Nay should I preach, the Raschalls are so vext,
They'd fee a Beadle to arrest my Text;
And sue if such a suit might granted be,
My use and Doctrine to an Outlary.
This stings, yet what my gall most works upon
Is that the hope of my revenge is gone:
For were I but to deale with such as those,
That knew the danger of my Verse or Prose,
Ide steep my Muse in Vineger and Gall
Till the fierce scold grew sharpe and hang'd 'um all.
But those I am to deale with are so dull,
(Though got by Schollers) he that is most full
Of Understanding can but hither come,
Imprimis, Item , and the Totall summe .
I do not wish them Ægypts plagues, but even
As bad as they; Ile add unto them seaven.
I wish not Grasse-hoppers, Froggs, & Lice come downe
But clowds of Mothes in every shop i' th' Towne.

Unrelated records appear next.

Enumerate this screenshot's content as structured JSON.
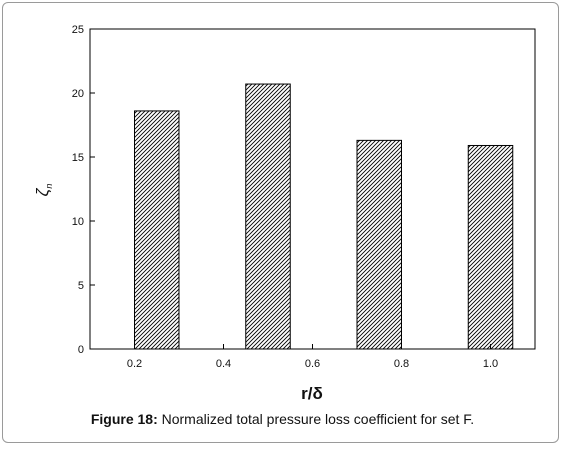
{
  "caption": {
    "label": "Figure 18:",
    "text": " Normalized total pressure loss coefficient for set F."
  },
  "chart_data": {
    "type": "bar",
    "title": "",
    "xlabel": "r/δ",
    "ylabel": "ζ",
    "ylabel_sub": "n",
    "xlim": [
      0.1,
      1.1
    ],
    "ylim": [
      0,
      25
    ],
    "xticks": [
      "0.2",
      "0.4",
      "0.6",
      "0.8",
      "1.0"
    ],
    "xtick_values": [
      0.2,
      0.4,
      0.6,
      0.8,
      1.0
    ],
    "yticks": [
      0,
      5,
      10,
      15,
      20,
      25
    ],
    "categories": [
      "0.25",
      "0.5",
      "0.75",
      "1.0"
    ],
    "x": [
      0.25,
      0.5,
      0.75,
      1.0
    ],
    "bar_width": 0.1,
    "values": [
      18.6,
      20.7,
      16.3,
      15.9
    ],
    "bar_fill": "diagonal-hatch",
    "grid": false,
    "legend": "none"
  }
}
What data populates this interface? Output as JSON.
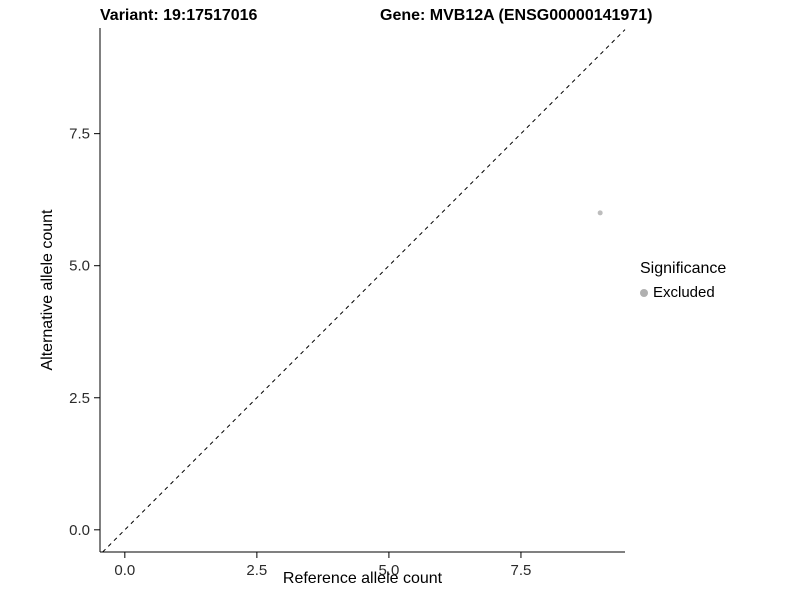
{
  "chart_data": {
    "type": "scatter",
    "title_left": "Variant: 19:17517016",
    "title_right": "Gene: MVB12A (ENSG00000141971)",
    "xlabel": "Reference allele count",
    "ylabel": "Alternative allele count",
    "xlim": [
      -0.47,
      9.47
    ],
    "ylim": [
      -0.42,
      9.5
    ],
    "x_ticks": {
      "values": [
        0,
        2.5,
        5,
        7.5
      ],
      "labels": [
        "0.0",
        "2.5",
        "5.0",
        "7.5"
      ]
    },
    "y_ticks": {
      "values": [
        0,
        2.5,
        5,
        7.5
      ],
      "labels": [
        "0.0",
        "2.5",
        "5.0",
        "7.5"
      ]
    },
    "grid": false,
    "identity_line": {
      "slope": 1,
      "intercept": 0,
      "style": "dashed",
      "color": "#000000"
    },
    "points": [
      {
        "x": 9,
        "y": 6,
        "series": "Excluded"
      }
    ],
    "point_color": "#bdbdbd",
    "point_radius": 2.5,
    "axis_color": "#000000",
    "legend": {
      "title": "Significance",
      "position": "right",
      "items": [
        {
          "label": "Excluded",
          "color": "#b0b0b0"
        }
      ]
    }
  }
}
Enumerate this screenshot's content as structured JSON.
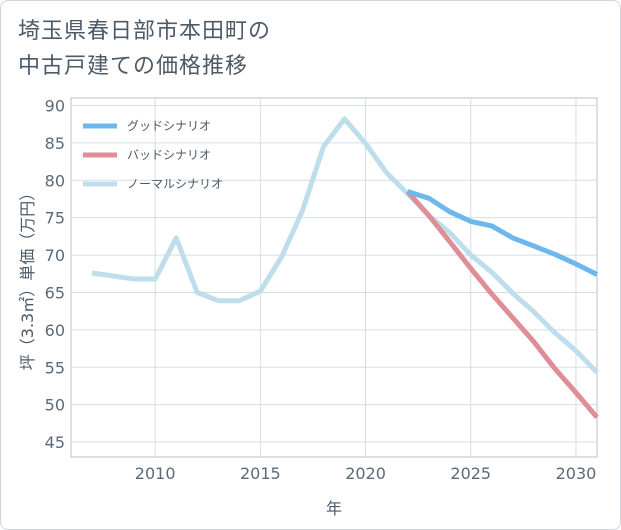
{
  "title": {
    "line1": "埼玉県春日部市本田町の",
    "line2": "中古戸建ての価格推移"
  },
  "chart_data": {
    "type": "line",
    "title": "埼玉県春日部市本田町の中古戸建ての価格推移",
    "xlabel": "年",
    "ylabel": "坪（3.3㎡）単価（万円）",
    "xlim": [
      2006,
      2031
    ],
    "ylim": [
      43,
      91
    ],
    "xticks": [
      2010,
      2015,
      2020,
      2025,
      2030
    ],
    "yticks": [
      45,
      50,
      55,
      60,
      65,
      70,
      75,
      80,
      85,
      90
    ],
    "grid": true,
    "legend_position": "top-left",
    "series": [
      {
        "name": "グッドシナリオ",
        "color": "#6cb8ee",
        "x": [
          2022,
          2023,
          2024,
          2025,
          2026,
          2027,
          2028,
          2029,
          2030,
          2031
        ],
        "values": [
          78.5,
          77.6,
          75.8,
          74.5,
          73.9,
          72.3,
          71.2,
          70.1,
          68.8,
          67.4
        ]
      },
      {
        "name": "バッドシナリオ",
        "color": "#df8e98",
        "x": [
          2022,
          2023,
          2024,
          2025,
          2026,
          2027,
          2028,
          2029,
          2030,
          2031
        ],
        "values": [
          78.5,
          75.3,
          71.8,
          68.2,
          64.8,
          61.6,
          58.4,
          54.8,
          51.6,
          48.3
        ]
      },
      {
        "name": "ノーマルシナリオ",
        "color": "#bfdeeb",
        "x": [
          2007,
          2008,
          2009,
          2010,
          2011,
          2012,
          2013,
          2014,
          2015,
          2016,
          2017,
          2018,
          2019,
          2020,
          2021,
          2022,
          2023,
          2024,
          2025,
          2026,
          2027,
          2028,
          2029,
          2030,
          2031
        ],
        "values": [
          67.6,
          67.2,
          66.8,
          66.8,
          72.3,
          65.0,
          63.9,
          63.9,
          65.2,
          69.7,
          75.9,
          84.5,
          88.2,
          84.9,
          81.0,
          78.2,
          75.3,
          73.0,
          70.0,
          67.7,
          64.9,
          62.4,
          59.6,
          57.2,
          54.3
        ]
      }
    ]
  }
}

Then honest Divell to their inke convey
Some Aqua fortis that may eat away
Their books. To adde more torments to their lives
Heaven I beseech thee, send 'um handsome Wives,
Such as will poxe their flesh, 'till sores grow in't
That all their Linnen may be spent in lint.
And give them Children with ingenuous faces,
Indued with all the Ornaments and Graces
Of Soule and Body, that it may be known
To others, and themselves they'r not their own.
And if this vex 'um not, Ile grieve the Towne
With this curse, States put Trinity-Lecture downe.
But my last Imprecation this shall bee,
May they more Debtors have, and all like me.